Sunday, 24 April 2016
Kembang Tinju Saja
KALANGAN manapun sepakat, sepakbola merupakan olahraga rakyat. Silakan bertanya kepada siapapun, dari anak-anak hingga dewasa, baik pria maupun perempuan, pasti mengetahui olahraga menendang kulit bundar ini. Terlepas dari suka atau tidak.
Tidak dapat dimungkiri, sepakbola merupakan olahraga paling populer di dunia. Tetapi sayang, sangat tidak cocok dengan Indonesia. Terbuang dari Federasi Sepakbola Internasional (FIFA) merupakan salah satu buktinya.
Bukan lantaran Indonesia tidak memiliki pesebakbola, melainkan karena filosofi dalam sepakbola itu sangat tidak sesuai dengan karakteristik rakyat Indonesia secara umum, dan pemerintahan secara khusus. Paling tidak untuk kondisi saat ini.
Sepakbola sangat mengedepankan koordinasi di semua lini. Misalnya, antarpemain, pelatih dengan pemain, sponsor dengan official atau lainnya. Bahkan ballboy atau si pemungut bola pun sangat memerlukan koordinasi.
Pesepakbola yang memiliki skill dan tugas masing-masing di lapangan, mau tidak mau, harus berkoordinasi dengan rekan setimnya yang memiliki skill dan tugas yang berbeda di lapangan. Misalnya, antara kiper dengan striker.
Selain itu, mereka yang terlibat langsung di lapangan sepakbola dengan yang tidak pun harus mengedepankan koordinasi. Misalnya, penonton dituntut untuk ikut menyukseskan pertandingan, terlepas dari timnya menang atau kalah, jangan bikin rusuh.

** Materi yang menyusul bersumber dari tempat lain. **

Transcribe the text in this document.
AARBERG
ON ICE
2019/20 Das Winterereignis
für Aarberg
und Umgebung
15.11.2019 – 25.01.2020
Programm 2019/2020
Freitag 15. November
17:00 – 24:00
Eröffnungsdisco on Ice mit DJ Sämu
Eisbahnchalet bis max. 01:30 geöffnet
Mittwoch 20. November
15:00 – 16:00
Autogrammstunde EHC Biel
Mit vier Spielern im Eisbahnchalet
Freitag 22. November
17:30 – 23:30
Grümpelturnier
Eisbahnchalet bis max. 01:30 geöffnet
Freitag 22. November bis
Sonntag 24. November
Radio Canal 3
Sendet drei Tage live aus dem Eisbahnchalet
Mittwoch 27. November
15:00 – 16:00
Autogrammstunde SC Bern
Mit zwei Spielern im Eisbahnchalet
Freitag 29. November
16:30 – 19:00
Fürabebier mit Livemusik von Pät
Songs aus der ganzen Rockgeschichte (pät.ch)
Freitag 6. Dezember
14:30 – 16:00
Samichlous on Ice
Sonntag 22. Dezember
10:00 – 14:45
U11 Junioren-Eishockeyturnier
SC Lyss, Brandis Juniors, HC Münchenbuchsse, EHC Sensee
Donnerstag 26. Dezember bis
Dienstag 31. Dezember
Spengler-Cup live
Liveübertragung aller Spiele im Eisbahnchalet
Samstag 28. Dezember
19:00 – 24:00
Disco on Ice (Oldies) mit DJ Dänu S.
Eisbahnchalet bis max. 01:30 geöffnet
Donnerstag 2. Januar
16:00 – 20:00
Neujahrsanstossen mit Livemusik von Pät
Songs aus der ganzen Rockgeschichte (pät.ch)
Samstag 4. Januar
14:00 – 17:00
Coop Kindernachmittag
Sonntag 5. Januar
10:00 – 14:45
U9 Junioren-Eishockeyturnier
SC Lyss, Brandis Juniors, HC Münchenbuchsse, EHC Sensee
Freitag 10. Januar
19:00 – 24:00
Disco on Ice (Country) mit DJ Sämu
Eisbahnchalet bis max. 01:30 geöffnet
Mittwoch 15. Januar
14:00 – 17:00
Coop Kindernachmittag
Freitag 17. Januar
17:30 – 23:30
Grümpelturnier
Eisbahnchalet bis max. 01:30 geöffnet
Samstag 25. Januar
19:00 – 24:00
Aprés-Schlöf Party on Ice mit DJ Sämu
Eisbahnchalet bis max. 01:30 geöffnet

Apalagi pemerintah dengan ososiasi pesepakbolaan, dengan Persatuan Sepakbola Seluruh Indonesia (PSSI) misalnya, juga harus mengedepankan koordinasi.
Tidak sulit untuk berkoordinasi. Tetapi terbukti tidak bisa dilakukan. Buntutnya sepakbola Indonesia keluar dari kancah dunia. Akhirnya, seperti sekarang, bikin pertandingan masing-masing dikenal dengan pertandingan Tarkam (Antar Kampung).
Nampaknya sudah saatnya menjadikan sepakbola sekedar hobi. Bukan target besar untuk dimajukan, apalagi digadang-gadang untuk mengharumkan nama Indonesia di mata dunia. Cukup. Indonesia nampaknya memang tidak bisa 'terjun' ke kancah yang mengharuskan kerja tim di atas segalanya.
Setelah 'era' badminton atau bulutangkis, nampaknya olahraga tinju sangat pas dikembangkan atau digaungkan di negeri yang membentang dari Sabang sampai Merauke ini. Minimal, sangat sesuai dengan kondisi Indonesia saat ini.
Olahraga tinju dapat mengikis budaya berani karena ramai, seperti yang seringkali dipertontonkan Indonesia selama ini. Sebut saja tawuran antarpelajar, bentrok antarklub motor atau antarkomunitas lainnya.
Budaya main keroyok, rasanya makin marak. Dimeriahkan pula di media massa dan jejaring sosial. Sebenarnya memalukan, ironis justru menyeruak rasa bangga. Kedunguan yang dipublikasikan dianggap sebagai prestasi.
Budaya menindas oranglain karena memiliki sejumlah massa, kuasa, solidaritas buta dan sebagainya menjadi khas di negeri ini. Budaya seperti ini harusnya dikikis habis. Mesti ada perubahan mainset yang sangat mendasar, bahwa walau sendiri tetap harus berani.
Apabila setiap anak berlatih tinju sejak dini, maka akan lahir ksatria di dalam dan luar ring. Mereka pun akan memiliki simpanan beladiri individual untuk menjaga kesehatan, melindungi oranglain, dan jiwa kompetisi yang sangat dibutuhkan dalam kehidupan berbangsa dan bernegara ini.
Tidak sekedar bisa menghantarkan tinju ke wajah oranglain, mereka yang berlatih tinju juga mendapat pengertian bahwa aturan keras bukan untuk melukai fisik apalagi hati oranglain.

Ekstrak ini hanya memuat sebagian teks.